Second – I’ve been noticing lots of changes in the blog world. Some bloggers have gone missing (sadness) or decided to stop blogging altogether. Just when I get in my groove of checking my favorite blogs each day, then they up and disappear. I know blogging is an ever-changing world. Admittedly, I too have been that missing blogger. And some day, I’ll probably even be that blogger that signs off for good. But it’s still kind of like losing a friend. 😦

Third – big trips (even vacations) tend to make me a little nervous at first. Once I’m actually on the trip I relax, but all the stuff leading up to it gives me anxiety. I typically tend to think that a) I’m going to forget something major (like my passport)  b) we’re going to miss our flight or it will be cancelled and c) I’ve forgotten to plan some crucial aspect of the trip – like reserve a hotel. So until Sunday night when I am on that plane, I’m probably going to be a bit of a nutcase.

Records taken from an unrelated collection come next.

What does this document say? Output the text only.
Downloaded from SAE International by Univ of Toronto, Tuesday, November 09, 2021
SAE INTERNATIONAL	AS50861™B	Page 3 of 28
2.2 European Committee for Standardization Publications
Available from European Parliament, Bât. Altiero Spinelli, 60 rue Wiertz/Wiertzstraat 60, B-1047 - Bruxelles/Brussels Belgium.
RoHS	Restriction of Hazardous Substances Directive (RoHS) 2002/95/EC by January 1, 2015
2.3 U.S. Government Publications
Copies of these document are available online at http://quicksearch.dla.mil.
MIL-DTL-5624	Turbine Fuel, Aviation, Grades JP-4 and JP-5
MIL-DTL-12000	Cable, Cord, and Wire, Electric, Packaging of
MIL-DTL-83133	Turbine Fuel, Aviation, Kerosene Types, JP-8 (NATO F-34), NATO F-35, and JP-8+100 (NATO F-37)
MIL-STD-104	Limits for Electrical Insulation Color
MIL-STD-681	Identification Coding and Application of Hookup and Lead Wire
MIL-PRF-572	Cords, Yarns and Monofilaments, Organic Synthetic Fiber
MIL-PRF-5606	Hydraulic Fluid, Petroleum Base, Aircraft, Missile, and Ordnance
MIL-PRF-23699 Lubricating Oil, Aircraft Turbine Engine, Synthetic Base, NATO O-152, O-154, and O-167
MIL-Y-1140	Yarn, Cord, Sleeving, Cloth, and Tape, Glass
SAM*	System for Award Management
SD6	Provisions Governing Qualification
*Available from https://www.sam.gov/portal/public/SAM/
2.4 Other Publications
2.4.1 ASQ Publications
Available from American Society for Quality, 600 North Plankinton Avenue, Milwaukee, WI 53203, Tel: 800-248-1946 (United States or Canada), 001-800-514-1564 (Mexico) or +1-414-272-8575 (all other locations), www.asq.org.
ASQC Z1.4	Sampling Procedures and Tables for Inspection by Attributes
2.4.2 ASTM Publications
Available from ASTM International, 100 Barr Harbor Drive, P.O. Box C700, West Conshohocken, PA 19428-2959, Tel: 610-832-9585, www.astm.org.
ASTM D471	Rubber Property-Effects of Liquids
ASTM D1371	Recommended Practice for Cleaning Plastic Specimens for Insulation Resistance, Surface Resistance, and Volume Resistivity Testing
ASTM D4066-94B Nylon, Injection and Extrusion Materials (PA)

And fourth – I feel kind of lost without a marathon to train for. I actually feel jealous of my friend who is running the Bay State Marathon in October. I know that sounds kind of sick, but training for a marathon has become kind of like a cherished routine for me now. It provides that motivation and that big goal that I’ve found I really like and need. It’s a constant in my life and I actually really miss it.

So that’s where my head is today. I’m trying to stay sane and focused in the midst of many changes. I actually think this vacation is coming at a very opportune time. I need to get away for a bit.

What about you? Do you like change? How do you cope with it? Are there any big life changes happening for you right now?